Mehanna was a 27-year-old pharmacist living with his parents in the upscale Boston suburb of Sudbury, Mass., at the time of his November 2008 arrest on charges of making a false statement to a federal officer in domestic or international terrorism matter. He was arrested at the airport, as he was about to leave for Saudi Arabia for a pharmacy job. At the time, he was a recent Massachusetts College of Pharmacy and Health Sciences graduate.
He was released that December, but charged in a November 2009 indictment with making false statements, conspiracy to provide material support to terrorists, providing or attempting to provide material support to terrorists, conspiracy to kill in a foreign country and conspiracy to make false statements.
Carney said Mehanna has been held in solitary confinement.

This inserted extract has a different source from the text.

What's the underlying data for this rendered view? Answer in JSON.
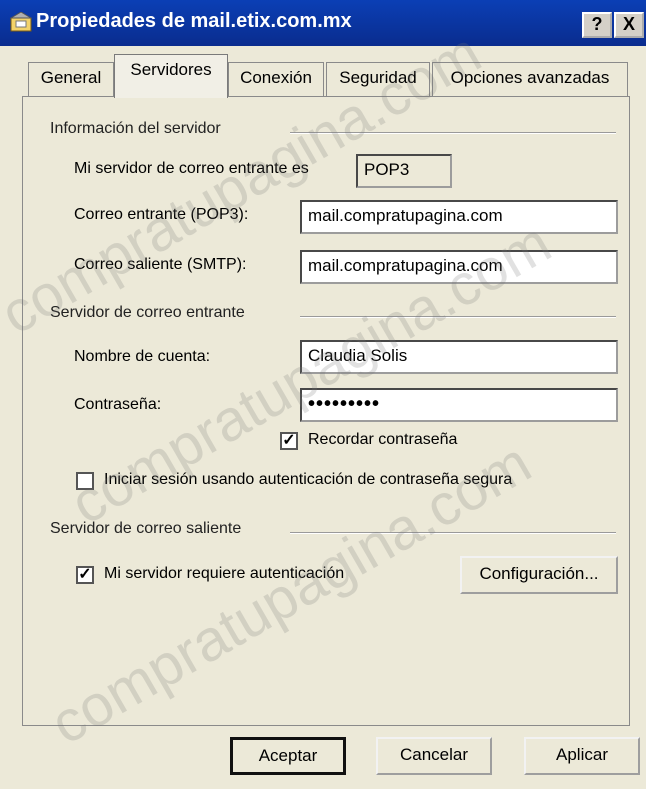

According to the most recent indictment, filed in June 2010, the government has accused Mehanna of watching violent jihad videos with individuals with terrorist ties and discussing "efforts to create like-minded youth in the Boston area."
He was accused of discussing attending a terrorist training camp in Iraq and going to Yemen in February 2004 to attend such a camp.
The indictment claimed that Mehanna created and/or distributed videos and written materials promoting terrorism in 2006 and sought Internet links to tribute videos about the hijackers who orchestrated the Sept. 11, 2011, terrorist attacks.
The government charged Mehanna with distributing a video in July 2006 that depicted the aftermath of retaliation against U.S. personnel in Iraq following the report of a rape committed by a serviceman.
The indictment claimed that Mehanna gave false information to the Federal Bureau of Investigation's Joint Terrorism Task Force in December 2006.
The Boston U.S. Attorney's Office and the Justice Department's National Security Division, which is also involved in the prosecution, declined to comment.
Mehanna's trial is scheduled for Oct. 3.